Final answer:
The false statement about genetic drift is that it cannot affect the frequency of traits with a visible phenotype. Genetic drift, a random evolutionary process, can influence visible traits and is more potent in small populations. It can be caused by accidental deaths, disasters, or mutations...
Step-by-step explanation:
The statement that is false about genetic drift is: c. genetic drift cannot affect the frequency of traits with a visible phenotype. This statement is incorrect because genetic drift can indeed impact the frequency of visible traits. Genetic drift is a random process that can lead to changes in allele frequencies in a population regardless of whether they have visible or invisible phenotypes.
Causes of genetic drift include random events such as accidental deaths, natural disasters, and the effects of populations being small, like the bottleneck and founder effects. When disasters strike indiscriminately, they can reduce genetic variation regardless of the genotypes' adaptiveness, leading to different allele frequencies. In small populations, which are more susceptible to genetic drift, random events tend to have a greater influence on allele frequencies because each individual represents a larger fraction of the total gene pool.

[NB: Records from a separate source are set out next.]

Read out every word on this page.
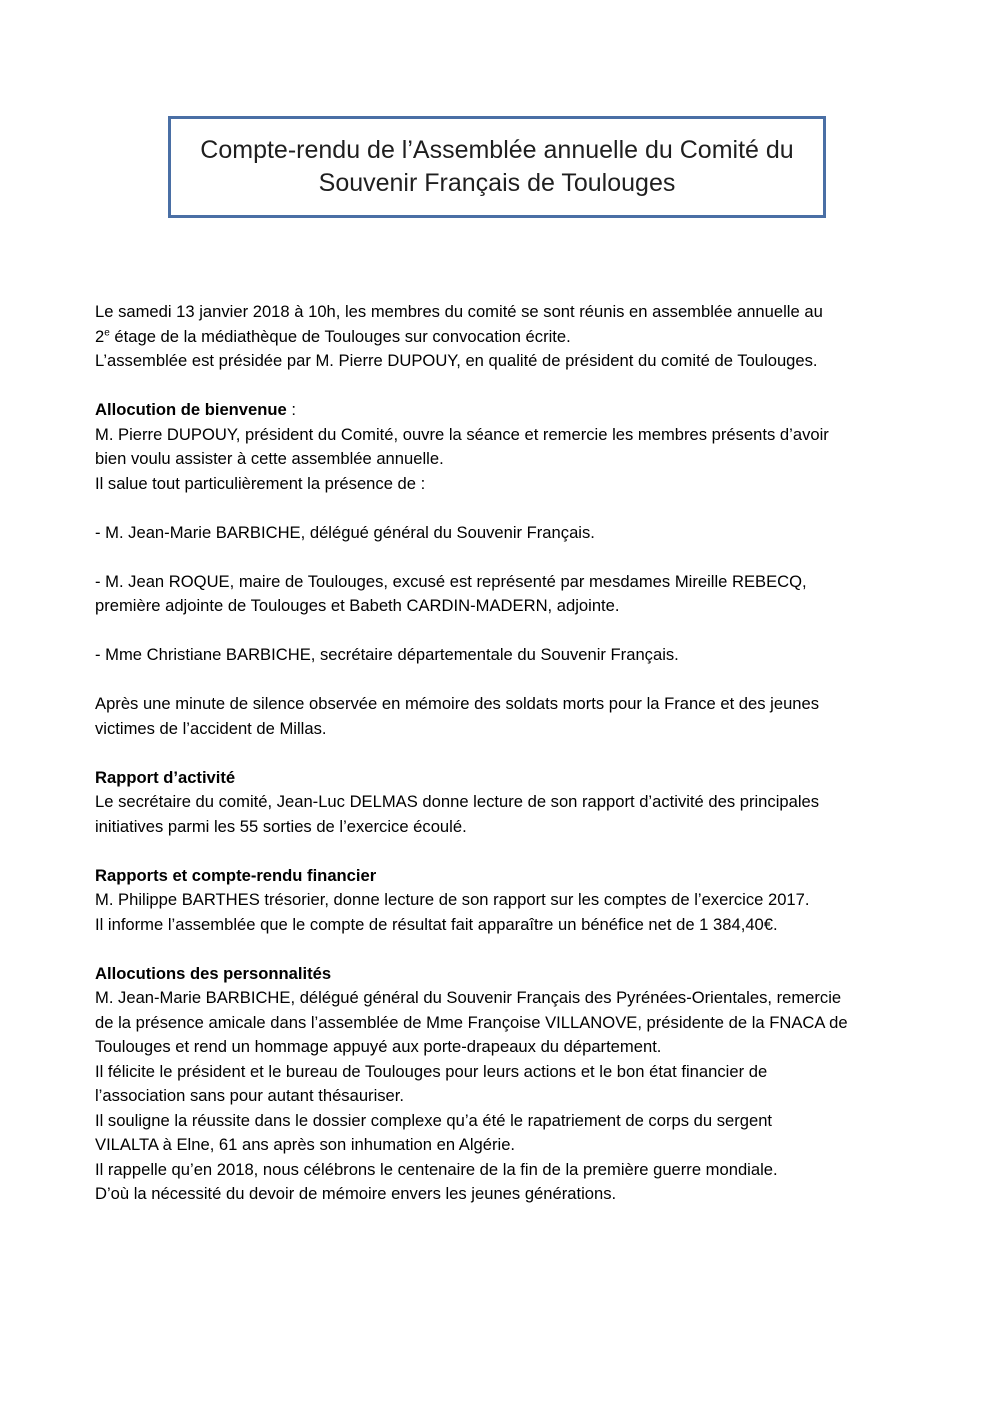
Compte-rendu de l’Assemblée annuelle du Comité du
Souvenir Français de Toulouges
Le samedi 13 janvier 2018 à 10h, les membres du comité se sont réunis en assemblée annuelle au
2e étage de la médiathèque de Toulouges sur convocation écrite.
L’assemblée est présidée par M. Pierre DUPOUY, en qualité de président du comité de Toulouges.
Allocution de bienvenue :
M. Pierre DUPOUY, président du Comité, ouvre la séance et remercie les membres présents d’avoir
bien voulu assister à cette assemblée annuelle.
Il salue tout particulièrement la présence de :
- M. Jean-Marie BARBICHE, délégué général du Souvenir Français.
- M. Jean ROQUE, maire de Toulouges, excusé est représenté par mesdames Mireille REBECQ,
première adjointe de Toulouges et Babeth CARDIN-MADERN, adjointe.
- Mme Christiane BARBICHE, secrétaire départementale du Souvenir Français.
Après une minute de silence observée en mémoire des soldats morts pour la France et des jeunes
victimes de l’accident de Millas.
Rapport d’activité
Le secrétaire du comité, Jean-Luc DELMAS donne lecture de son rapport d’activité des principales
initiatives parmi les 55 sorties de l’exercice écoulé.
Rapports et compte-rendu financier
M. Philippe BARTHES trésorier, donne lecture de son rapport sur les comptes de l’exercice 2017.
Il informe l’assemblée que le compte de résultat fait apparaître un bénéfice net de 1 384,40€.
Allocutions des personnalités
M. Jean-Marie BARBICHE, délégué général du Souvenir Français des Pyrénées-Orientales, remercie
de la présence amicale dans l’assemblée de Mme Françoise VILLANOVE, présidente de la FNACA de
Toulouges et rend un hommage appuyé aux porte-drapeaux du département.
Il félicite le président et le bureau de Toulouges pour leurs actions et le bon état financier de
l’association sans pour autant thésauriser.
Il souligne la réussite dans le dossier complexe qu’a été le rapatriement de corps du sergent
VILALTA à Elne, 61 ans après son inhumation en Algérie.
Il rappelle qu’en 2018, nous célébrons le centenaire de la fin de la première guerre mondiale.
D’où la nécessité du devoir de mémoire envers les jeunes générations.
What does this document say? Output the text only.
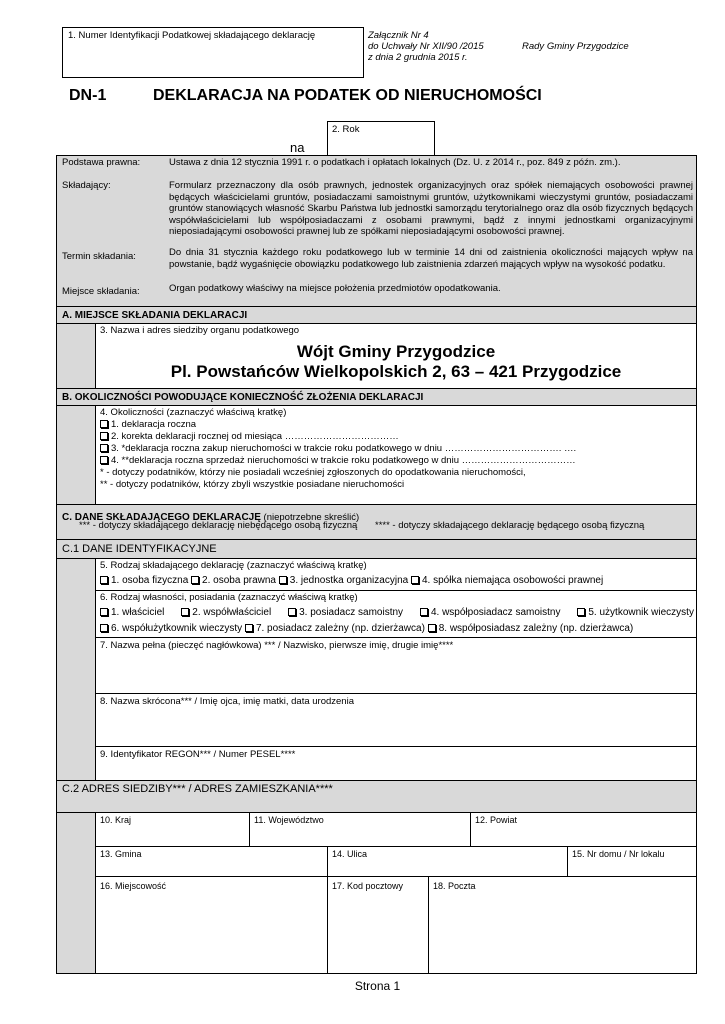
1. Numer Identyfikacji Podatkowej składającego deklarację	Załącznik Nr 4
do Uchwały Nr XII/90 /2015	Rady Gminy Przygodzice
z dnia 2 grudnia 2015 r.
DN-1	DEKLARACJA NA PODATEK OD NIERUCHOMOŚCI
na
2. Rok
Podstawa prawna:	Ustawa z dnia 12 stycznia 1991 r. o podatkach i opłatach lokalnych (Dz. U. z 2014 r., poz. 849 z późn. zm.).
Składający:	Formularz przeznaczony dla osób prawnych, jednostek organizacyjnych oraz spółek niemających osobowości prawnej będących właścicielami gruntów, posiadaczami samoistnymi gruntów, użytkownikami wieczystymi gruntów, posiadaczami gruntów stanowiących własność Skarbu Państwa lub jednostki samorządu terytorialnego oraz dla osób fizycznych będących współwłaścicielami lub współposiadaczami z osobami prawnymi, bądź z innymi jednostkami organizacyjnymi nieposiadającymi osobowości prawnej lub ze spółkami nieposiadającymi osobowości prawnej.
Termin składania:	Do dnia 31 stycznia każdego roku podatkowego lub w terminie 14 dni od zaistnienia okoliczności mających wpływ na powstanie, bądź wygaśnięcie obowiązku podatkowego lub zaistnienia zdarzeń mających wpływ na wysokość podatku.
Miejsce składania:	Organ podatkowy właściwy na miejsce położenia przedmiotów opodatkowania.
A. MIEJSCE SKŁADANIA DEKLARACJI
3. Nazwa i adres siedziby organu podatkowego
Wójt Gminy Przygodzice
Pl. Powstańców Wielkopolskich 2, 63 – 421 Przygodzice
B. OKOLICZNOŚCI POWODUJĄCE KONIECZNOŚĆ ZŁOŻENIA DEKLARACJI
4. Okoliczności (zaznaczyć właściwą kratkę)
1. deklaracja roczna
2. korekta deklaracji rocznej od miesiąca ………………………………
3. *deklaracja roczna zakup nieruchomości w trakcie roku podatkowego w dniu ………………………………. ….
4. **deklaracja roczna sprzedaż nieruchomości w trakcie roku podatkowego w dniu ………………………………
* - dotyczy podatników, którzy nie posiadali wcześniej zgłoszonych do opodatkowania nieruchomości,
** - dotyczy podatników, którzy zbyli wszystkie posiadane nieruchomości
C. DANE SKŁADAJĄCEGO DEKLARACJĘ (niepotrzebne skreślić)
*** - dotyczy składającego deklarację niebędącego osobą fizyczną **** - dotyczy składającego deklarację będącego osobą fizyczną
C.1 DANE IDENTYFIKACYJNE
5. Rodzaj składającego deklarację (zaznaczyć właściwą kratkę)
1. osoba fizyczna 2. osoba prawna 3. jednostka organizacyjna 4. spółka niemająca osobowości prawnej
6. Rodzaj własności, posiadania (zaznaczyć właściwą kratkę)
1. właściciel	2. współwłaściciel	3. posiadacz samoistny	4. współposiadacz samoistny	5. użytkownik wieczysty
6. współużytkownik wieczysty 7. posiadacz zależny (np. dzierżawca) 8. współposiadasz zależny (np. dzierżawca)
7. Nazwa pełna (pieczęć nagłówkowa) *** / Nazwisko, pierwsze imię, drugie imię****
8. Nazwa skrócona*** / Imię ojca, imię matki, data urodzenia
9. Identyfikator REGON*** / Numer PESEL****
C.2 ADRES SIEDZIBY*** / ADRES ZAMIESZKANIA****
10. Kraj	11. Województwo	12. Powiat
13. Gmina	14. Ulica	15. Nr domu / Nr lokalu
16. Miejscowość	17. Kod pocztowy	18. Poczta
Strona 1
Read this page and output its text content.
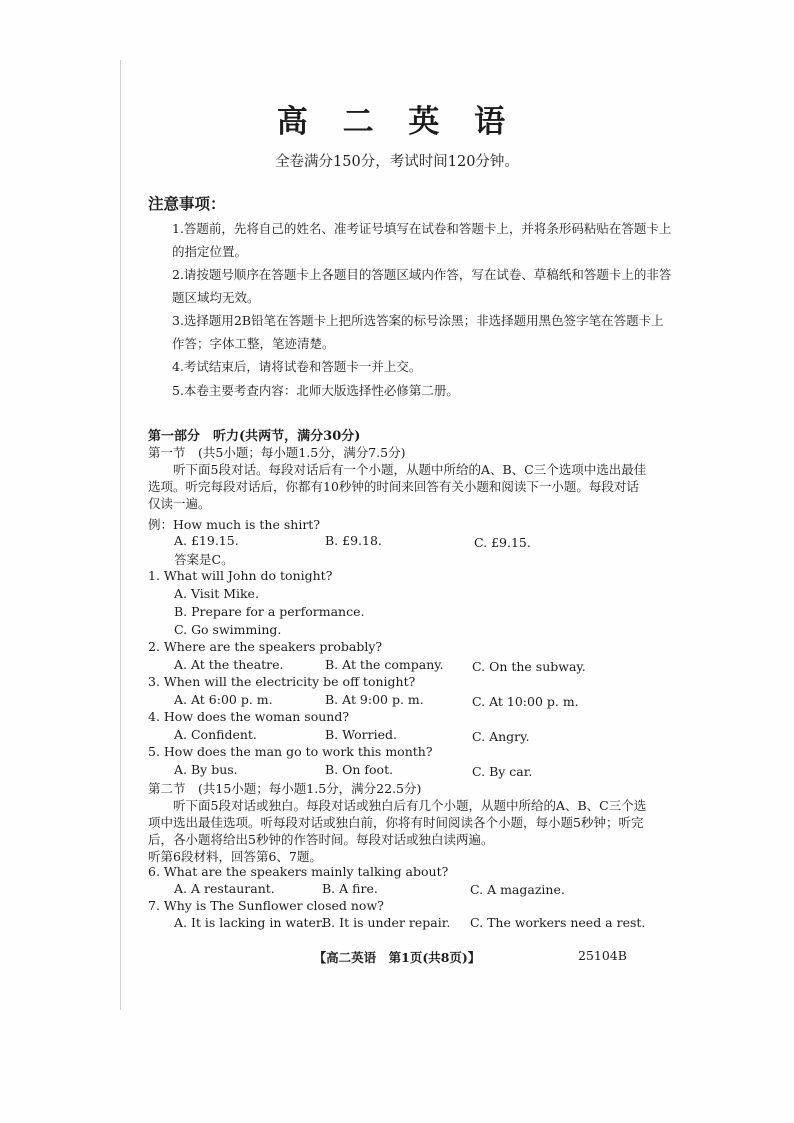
高 二 英 语
全卷满分150分，考试时间120分钟。
注意事项：
1.答题前，先将自己的姓名、准考证号填写在试卷和答题卡上，并将条形码粘贴在答题卡上的指定位置。
2.请按题号顺序在答题卡上各题目的答题区域内作答，写在试卷、草稿纸和答题卡上的非答题区域均无效。
3.选择题用2B铅笔在答题卡上把所选答案的标号涂黑；非选择题用黑色签字笔在答题卡上作答；字体工整，笔迹清楚。
4.考试结束后，请将试卷和答题卡一并上交。
5.本卷主要考查内容：北师大版选择性必修第二册。
第一部分　听力(共两节，满分30分)
第一节　(共5小题；每小题1.5分，满分7.5分)
听下面5段对话。每段对话后有一个小题，从题中所给的A、B、C三个选项中选出最佳选项。听完每段对话后，你都有10秒钟的时间来回答有关小题和阅读下一小题。每段对话仅读一遍。
例：How much is the shirt?
A. £19.15.	B. £9.18.	C. £9.15.
答案是C。
1. What will John do tonight?
A. Visit Mike.
B. Prepare for a performance.
C. Go swimming.
2. Where are the speakers probably?
A. At the theatre.	B. At the company. C. On the subway.
3. When will the electricity be off tonight?
A. At 6:00 p. m.	B. At 9:00 p. m.	C. At 10:00 p. m.
4. How does the woman sound?
A. Confident.	B. Worried.	C. Angry.
5. How does the man go to work this month?
A. By bus.	B. On foot.	C. By car.
第二节　(共15小题；每小题1.5分，满分22.5分)
听下面5段对话或独白。每段对话或独白后有几个小题，从题中所给的A、B、C三个选项中选出最佳选项。听每段对话或独白前，你将有时间阅读各个小题，每小题5秒钟；听完后，各小题将给出5秒钟的作答时间。每段对话或独白读两遍。
听第6段材料，回答第6、7题。
6. What are the speakers mainly talking about?
A. A restaurant.	B. A fire.	C. A magazine.
7. Why is The Sunflower closed now?
A. It is lacking in water.
B. It is under repair. C. The workers need a rest.
【高二英语　第1页(共8页)】	25104B
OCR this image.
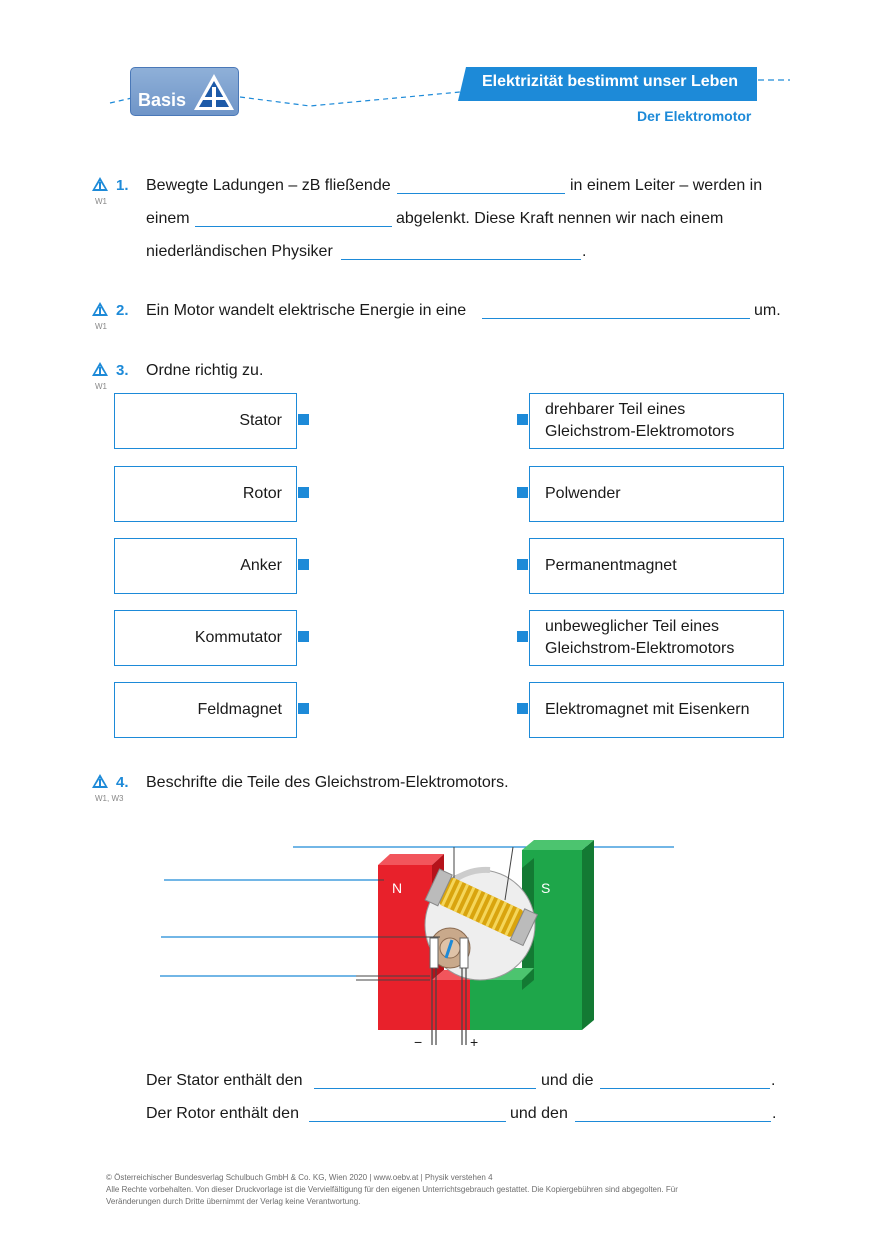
Basis
Elektrizität bestimmt unser Leben
Der Elektromotor
W1
1. Bewegte Ladungen – zB fließende	in einem Leiter – werden in
einem	abgelenkt. Diese Kraft nennen wir nach einem
niederländischen Physiker	.
W1
2. Ein Motor wandelt elektrische Energie in eine	um.
W1
3. Ordne richtig zu.
Stator
Rotor
Anker
Kommutator
Feldmagnet
drehbarer Teil eines Gleichstrom-Elektromotors
Polwender
Permanentmagnet
unbeweglicher Teil eines Gleichstrom-Elektromotors
Elektromagnet mit Eisenkern
W1, W3
4. Beschrifte die Teile des Gleichstrom-Elektromotors.
N	S
−	+
Der Stator enthält den	und die	.
Der Rotor enthält den	und den	.
© Österreichischer Bundesverlag Schulbuch GmbH & Co. KG, Wien 2020 | www.oebv.at | Physik verstehen 4
Alle Rechte vorbehalten. Von dieser Druckvorlage ist die Vervielfältigung für den eigenen Unterrichtsgebrauch gestattet. Die Kopiergebühren sind abgegolten. Für
Veränderungen durch Dritte übernimmt der Verlag keine Verantwortung.
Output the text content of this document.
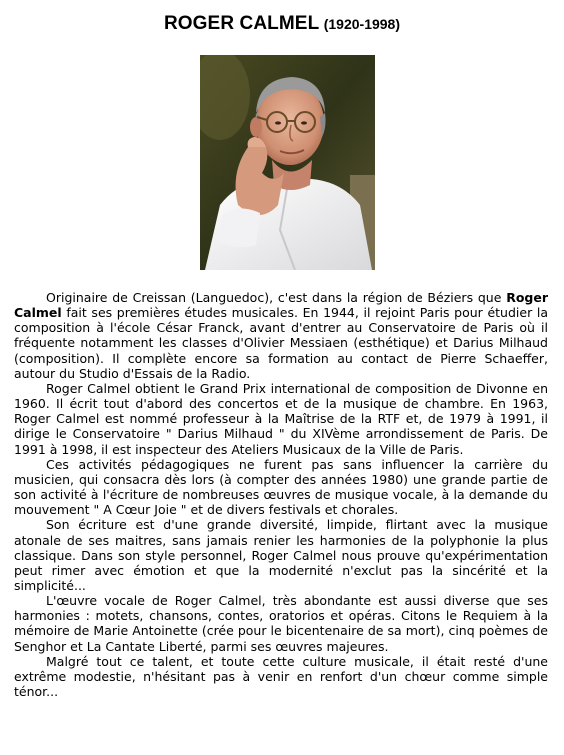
ROGER CALMEL (1920-1998)

Originaire de Creissan (Languedoc), c'est dans la région de Béziers que Roger Calmel fait ses premières études musicales. En 1944, il rejoint Paris pour étudier la composition à l'école César Franck, avant d'entrer au Conservatoire de Paris où il fréquente notamment les classes d'Olivier Messiaen (esthétique) et Darius Milhaud (composition). Il complète encore sa formation au contact de Pierre Schaeffer, autour du Studio d'Essais de la Radio.

Roger Calmel obtient le Grand Prix international de composition de Divonne en 1960. Il écrit tout d'abord des concertos et de la musique de chambre. En 1963, Roger Calmel est nommé professeur à la Maîtrise de la RTF et, de 1979 à 1991, il dirige le Conservatoire " Darius Milhaud " du XIVème arrondissement de Paris. De 1991 à 1998, il est inspecteur des Ateliers Musicaux de la Ville de Paris.

Ces activités pédagogiques ne furent pas sans influencer la carrière du musicien, qui consacra dès lors (à compter des années 1980) une grande partie de son activité à l'écriture de nombreuses œuvres de musique vocale, à la demande du mouvement " A Cœur Joie " et de divers festivals et chorales.

Son écriture est d'une grande diversité, limpide, flirtant avec la musique atonale de ses maitres, sans jamais renier les harmonies de la polyphonie la plus classique. Dans son style personnel, Roger Calmel nous prouve qu'expérimentation peut rimer avec émotion et que la modernité n'exclut pas la sincérité et la simplicité...

L'œuvre vocale de Roger Calmel, très abondante est aussi diverse que ses harmonies : motets, chansons, contes, oratorios et opéras. Citons le Requiem à la mémoire de Marie Antoinette (crée pour le bicentenaire de sa mort), cinq poèmes de Senghor et La Cantate Liberté, parmi ses œuvres majeures.

Malgré tout ce talent, et toute cette culture musicale, il était resté d'une extrême modestie, n'hésitant pas à venir en renfort d'un chœur comme simple ténor...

Examples illustrating genetic drift include a population in which a mutation introduces a new allele, changing the gene pool, or situations where allele frequencies shift by chance over generations, potentially leading to the fixation or loss of alleles. Whether due to the influx of new alleles through mutation or chance fluctuations, genetic drift is a significant evolutionary mechanism, along with mutation and gene flow, and can introduce new genetic variation into a population.